I'm also very type-A and like to handle it all and have it all and be able to provide it all for my kiddos. I like to feel that DH and I are equal partners in our marriage and, personally, if I wasnt contributing financially, I know *I* would never feel like that, but obviously that varies from person to person.
So in a nutshell, yes, I think people's mental/emotional makeup has a lot to do with their choice...if they are able to choose whether to SAH or WOH and dont have to WOH out of necessity.
Very interesting question.
I would not split along SAHP/WOHP lines. I think there are people who are inflexible, and people who are flexible. People who are flexible can adapt to various situations, they might WOH if their family finances dictate it, or SAH if that seems to make more sense in the situation, and they can function mentally/emotionally in either environment. Inflexible people really need it to be one way, WOH or SAH, and coping with the alternative is a significant challenge. Individuals with serious mental/emotional problems probably tend to be more inflexible than flexible, but I'd bet we could find examples where people have serious disorders but can handle WOH and SAH equally badly. Of course there are people in between flexible and inflexible, and those people have a general preference for one or the other (WOH or SAH) but can do pretty darned well with the other option if they have to.
Your SAH-SM sounds like he had some significant issues coping with life in general. She needed a small world and to be a situation she didn't have to be counted on very much. That was her personality and level of personal dysfunction, and as such SAH suited her better. I don't think in any way that situation can be generalized to all SAHP, because most people don't have that level of inability to handle working.

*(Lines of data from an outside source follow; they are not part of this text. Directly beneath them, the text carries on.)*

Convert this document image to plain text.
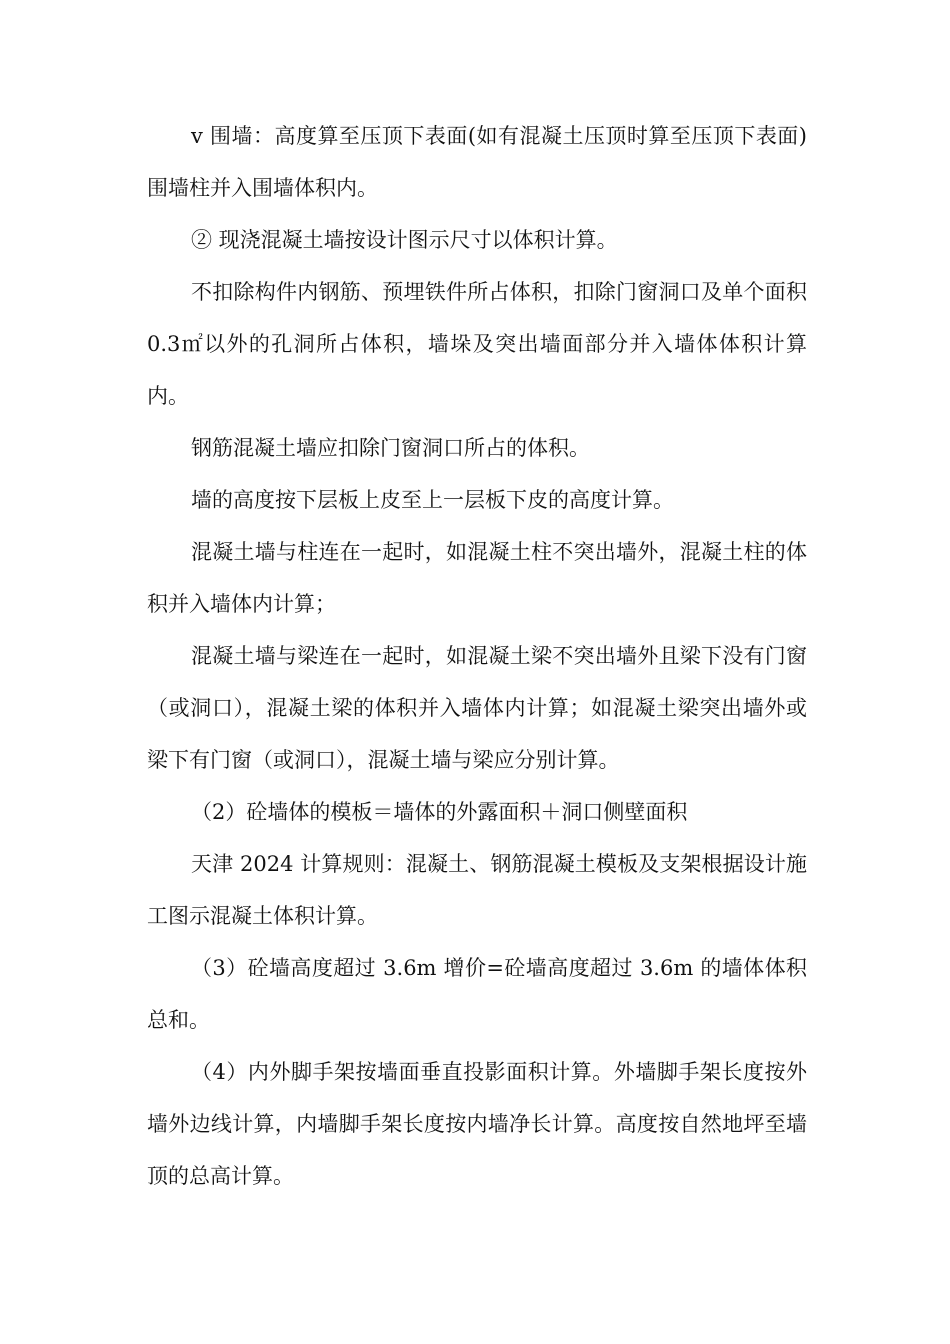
v 围墙：高度算至压顶下表面(如有混凝土压顶时算至压顶下表面)围墙柱并入围墙体积内。

② 现浇混凝土墙按设计图示尺寸以体积计算。

不扣除构件内钢筋、预埋铁件所占体积，扣除门窗洞口及单个面积 0.3㎡以外的孔洞所占体积，墙垛及突出墙面部分并入墙体体积计算内。

钢筋混凝土墙应扣除门窗洞口所占的体积。

墙的高度按下层板上皮至上一层板下皮的高度计算。

混凝土墙与柱连在一起时，如混凝土柱不突出墙外，混凝土柱的体积并入墙体内计算；

混凝土墙与梁连在一起时，如混凝土梁不突出墙外且梁下没有门窗（或洞口），混凝土梁的体积并入墙体内计算；如混凝土梁突出墙外或梁下有门窗（或洞口），混凝土墙与梁应分别计算。

（2）砼墙体的模板＝墙体的外露面积＋洞口侧壁面积

天津 2024 计算规则：混凝土、钢筋混凝土模板及支架根据设计施工图示混凝土体积计算。

（3）砼墙高度超过 3.6m 增价=砼墙高度超过 3.6m 的墙体体积总和。

（4）内外脚手架按墙面垂直投影面积计算。外墙脚手架长度按外墙外边线计算，内墙脚手架长度按内墙净长计算。高度按自然地坪至墙顶的总高计算。
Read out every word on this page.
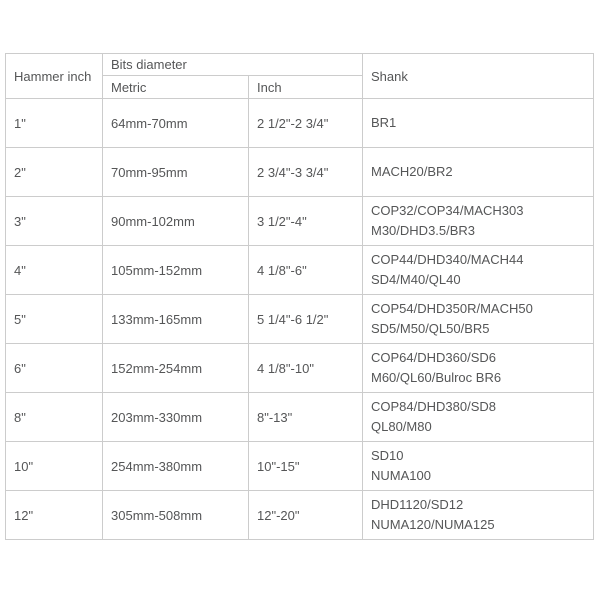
Hammer inch	Bits diameter		Shank
	Metric	Inch	
1"	64mm-70mm	2 1/2"-2 3/4"	BR1

2"	70mm-95mm	2 3/4"-3 3/4"	MACH20/BR2

3"	90mm-102mm	3 1/2"-4"	COP32/COP34/MACH303
M30/DHD3.5/BR3

4"	105mm-152mm	4 1/8"-6"	COP44/DHD340/MACH44
SD4/M40/QL40

5"	133mm-165mm	5 1/4"-6 1/2"	COP54/DHD350R/MACH50
SD5/M50/QL50/BR5

6"	152mm-254mm	4 1/8"-10"	COP64/DHD360/SD6
M60/QL60/Bulroc BR6

8"	203mm-330mm	8"-13"	COP84/DHD380/SD8
QL80/M80

10"	254mm-380mm	10"-15"	SD10
NUMA100

12"	305mm-508mm	12"-20"	DHD1120/SD12
NUMA120/NUMA125
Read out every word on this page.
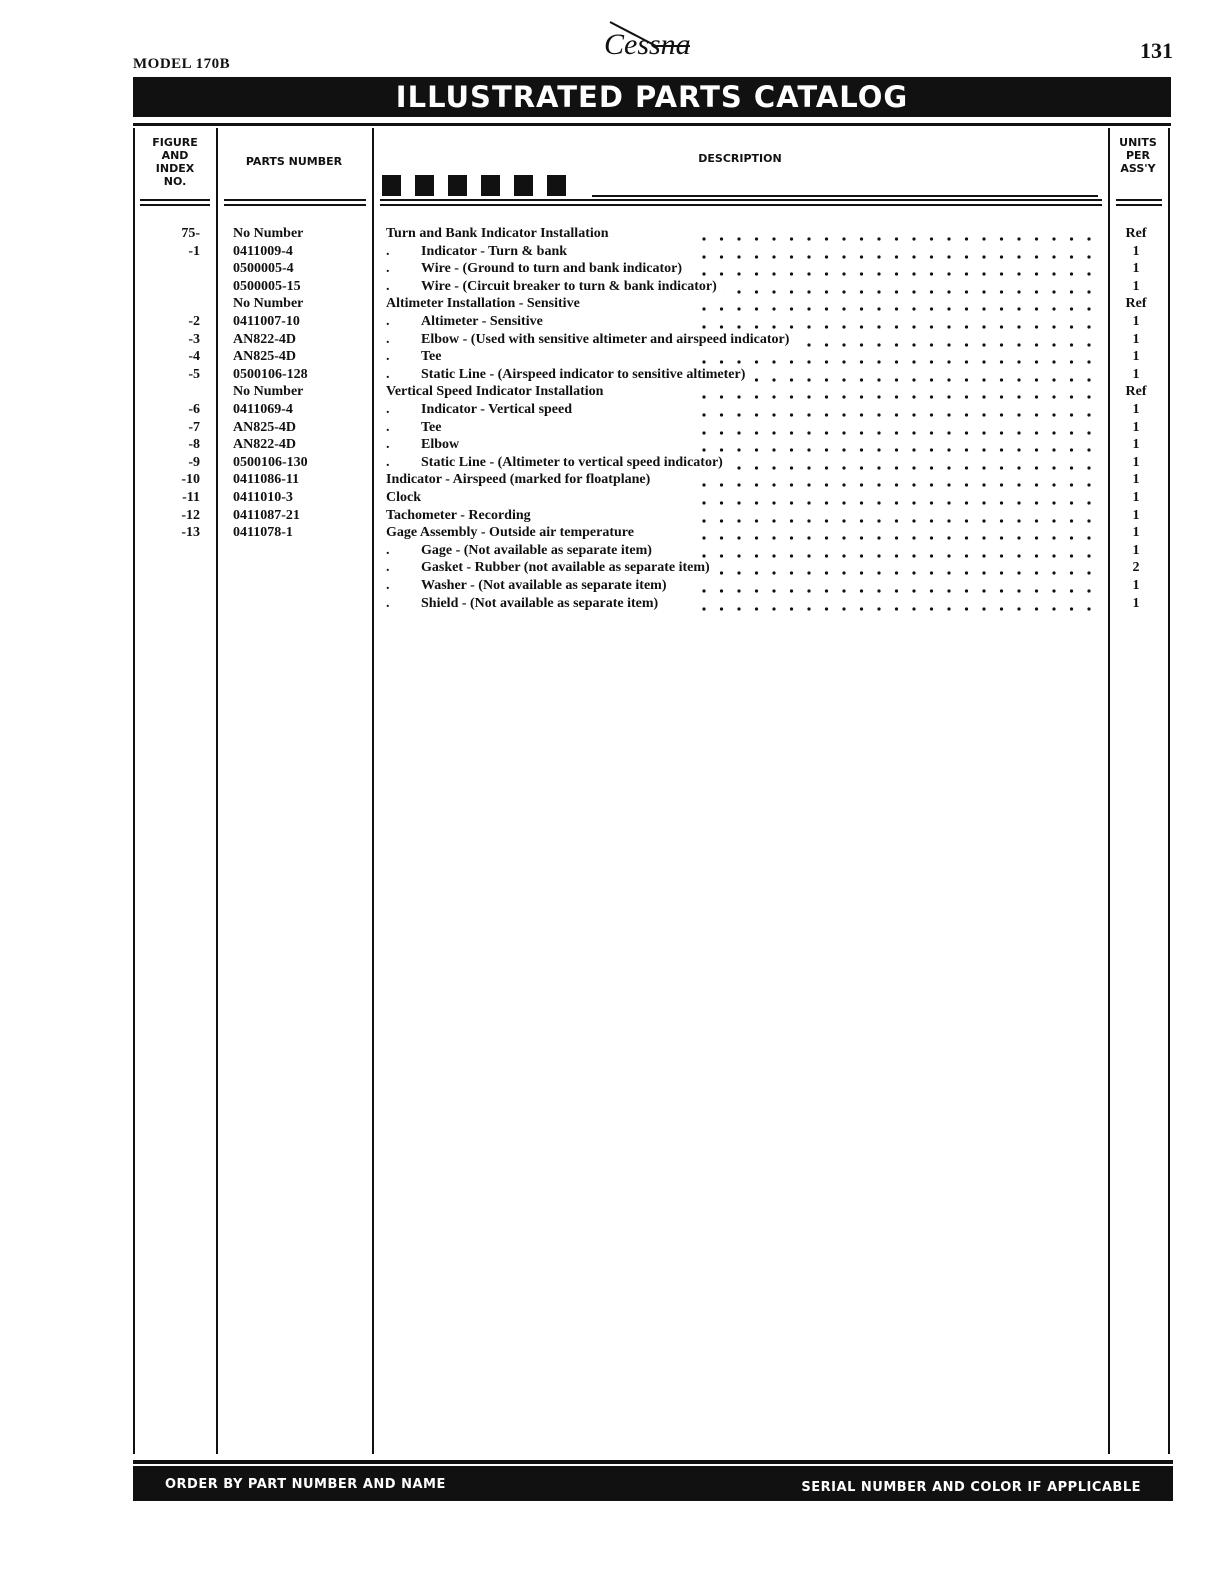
MODEL 170B
Cessna	131
ILLUSTRATED PARTS CATALOG
FIGURE
AND
INDEX
NO.
PARTS NUMBER	DESCRIPTION
UNITS
PER
ASS'Y
75- No Number	Turn and Bank Indicator Installation	Ref
-1 0411009-4	. Indicator - Turn & bank	1
0500005-4	. Wire - (Ground to turn and bank indicator)	1
0500005-15	. Wire - (Circuit breaker to turn & bank indicator)	1
No Number	Altimeter Installation - Sensitive	Ref
-2 0411007-10	. Altimeter - Sensitive	1
-3 AN822-4D	. Elbow - (Used with sensitive altimeter and airspeed indicator)	1
-4 AN825-4D	. Tee	1
-5 0500106-128	. Static Line - (Airspeed indicator to sensitive altimeter)	1
No Number	Vertical Speed Indicator Installation	Ref
-6 0411069-4	. Indicator - Vertical speed	1
-7 AN825-4D	. Tee	1
-8 AN822-4D	. Elbow	1
-9 0500106-130	. Static Line - (Altimeter to vertical speed indicator)	1
-10 0411086-11	Indicator - Airspeed (marked for floatplane)	1
-11 0411010-3	Clock	1
-12 0411087-21	Tachometer - Recording	1
-13 0411078-1	Gage Assembly - Outside air temperature	1
. Gage - (Not available as separate item)	1
. Gasket - Rubber (not available as separate item)	2
. Washer - (Not available as separate item)	1
. Shield - (Not available as separate item)	1
ORDER BY PART NUMBER AND NAME	SERIAL NUMBER AND COLOR IF APPLICABLE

Lots of SAHP were once in the workforce and likely will be again one day.
Your co-troop leader sounds to me like the kind of person who was living her dream life, and had it ripped out from under her. She might be generally mentally and emotionally healthy, but that kind of blow to a person is going to take a lot out of them for possibly a good long time. However, it's probably more situational (as compared to your SAH-SM, who sounds like had more lasting problems).
Your friend who is the SAHD, sounds to me like he can function in either environment, but really doesn't like being pulled away from the family so prefers that. If he's in a position to choose it, then he will because it's going to give him the most satisfaction. But he probably functioned fine on a mental/emotional level when working.
So to answer your overall question - no I don't think there is a difference in overall mental/emotional functioning of SAHP vs. WOHP. I think there are differences among different people, and that differences do drive the choices an individual makes for themselves and their ability to cope when life hands them a dish they didn't order.
I think we have similar personalities.
I was a
*Praying for my best friend, my Dad*
I think she would have had a break down about her husband leaving if she had worked too. I'm not sure I see the logic here.
The breakdown was specifically about her going back to work, not having skills, etc.
I think that there are differences in how people handle stress some handle it very well and things kind of roll off, others do not.
I do not think that either SAHP or WOHP fall any higher in either category. Where the difference may come in in what stresses them.
I do think that people can learn to handle the stress of being in a situation they do not prefer (minus it being caused by medical issues). For that to happen I think they have to be pro-active in whatever they have to do make it less stressful.
I guess I left out something.
I do think that people can learn to handle the stress of being in a situation they do not prefer if they want to.
But it could be that she fell within the category in the part that you left out of my quote.
My original quote was:
"I do think that people can learn to handle the stress of being in a situation they do not prefer (minus it being caused by medical issues)."